Martin Flašar is an assistant professor at the Department of Musicology, Masaryk University in Brno. Among his specializations belong contemporary music and media, multimedia and electroacoustic music. In 2010 he reached the Ph.D. qualification with the dissertation Le Corbusier, E. Varese, I. Xenakis: Poème électronique (1958). Facts, contexts, interpretations awarded by the First Prize in the Best Master and Doctoral Interdisciplinary Thesis Competition (Olomouc, 2011), later published by Masaryk University and nominated for F. X. Šalda Prize. As an co-author he published several monographies focused on the contemporary audio culture in Central Europe and relations between art and science (for example Sound Exchange : Experimentelle Musikkulturen in Mitteleuropa. Saarbrücken: PFAU Verlag, 2012). He is an ex- member of the Grant commission for classical music of the Ministry of Culture of the Czech Republic and a long-term associate of the Czech Radio 3, Czech music journals and newspapers.
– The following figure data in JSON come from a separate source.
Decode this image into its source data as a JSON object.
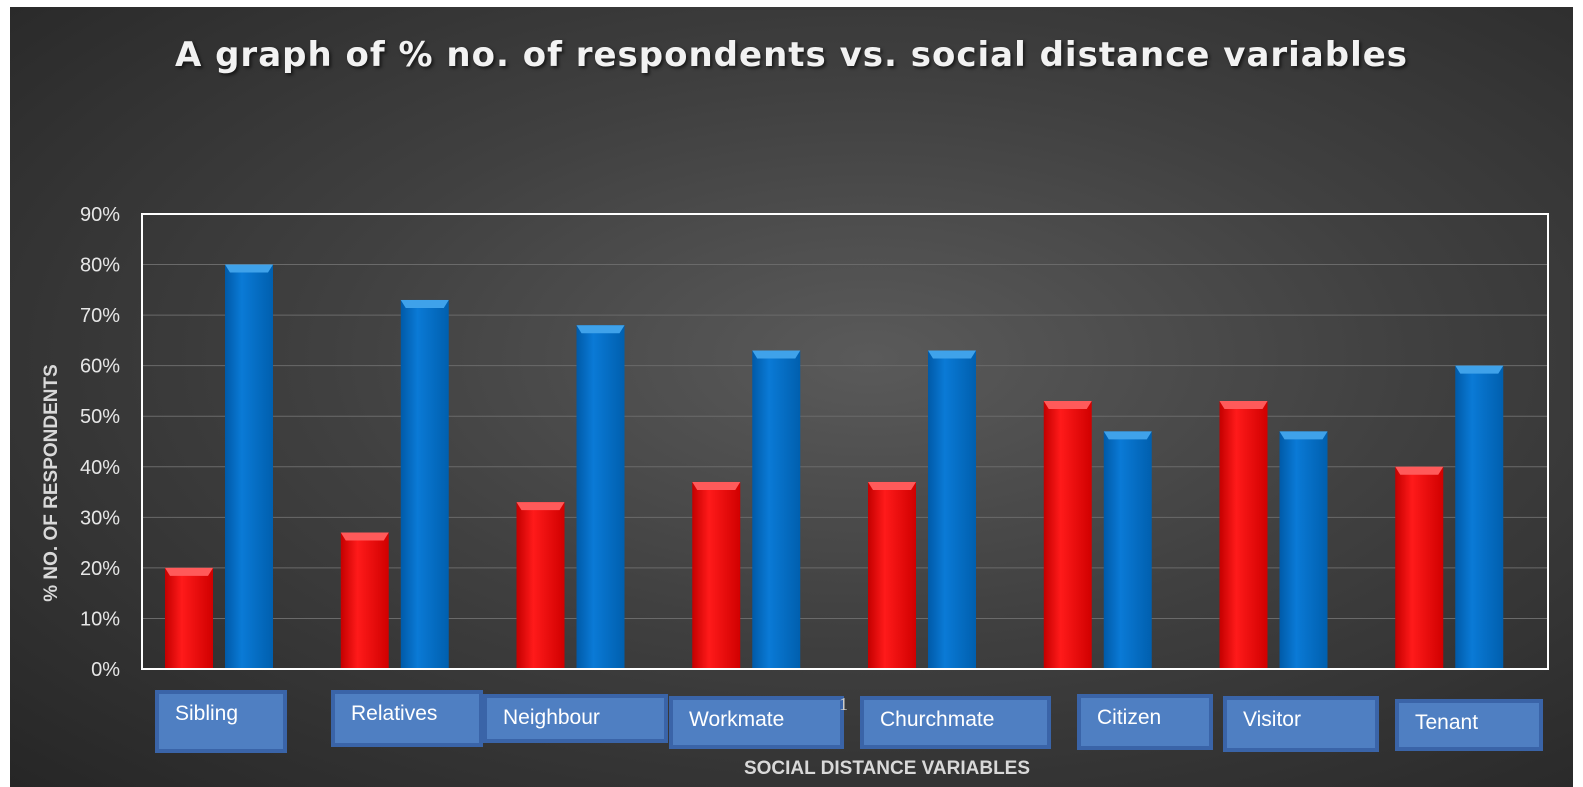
{
  "chart_data": {
    "type": "bar",
    "title": "A graph of % no. of respondents vs. social distance variables",
    "xlabel": "SOCIAL DISTANCE VARIABLES",
    "ylabel": "% NO. OF RESPONDENTS",
    "categories": [
      "Sibling",
      "Relatives",
      "Neighbour",
      "Workmate",
      "Churchmate",
      "Citizen",
      "Visitor",
      "Tenant"
    ],
    "series": [
      {
        "color": "#ff0000",
        "values": [
          20,
          27,
          33,
          37,
          37,
          53,
          53,
          40
        ]
      },
      {
        "color": "#0070c8",
        "values": [
          80,
          73,
          68,
          63,
          63,
          47,
          47,
          60
        ]
      }
    ],
    "yticks": [
      "0%",
      "10%",
      "20%",
      "30%",
      "40%",
      "50%",
      "60%",
      "70%",
      "80%",
      "90%"
    ],
    "ylim": [
      0,
      90
    ],
    "grid": true,
    "legend": "none"
  },
  "page_marker": "1"
}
Teaching silence: Listening long before music

In 2009, in a review of Hana Adámková Heidrová’s book Music-Ecological Issues and Their Place in Contemporary Music Education, I wrote to Opus musicum that the concept of music education based on listening to “classical” authors and song singing (from folk to popular) is definitely outdated and that an understanding the sounds of our world proves to be a far more ambitious goal than the above- mentioned anachronistic “national revival” project. At that time my idea was criticized by traditional musicology. Today we find ourselves in a situation where it is obvious that Czech music education and musicology should have solved this problem long ago. Therefore, in recent years and decades, projects have emerged that realize that music – although it is a natural human activity – finds itself at the very top of sonic art.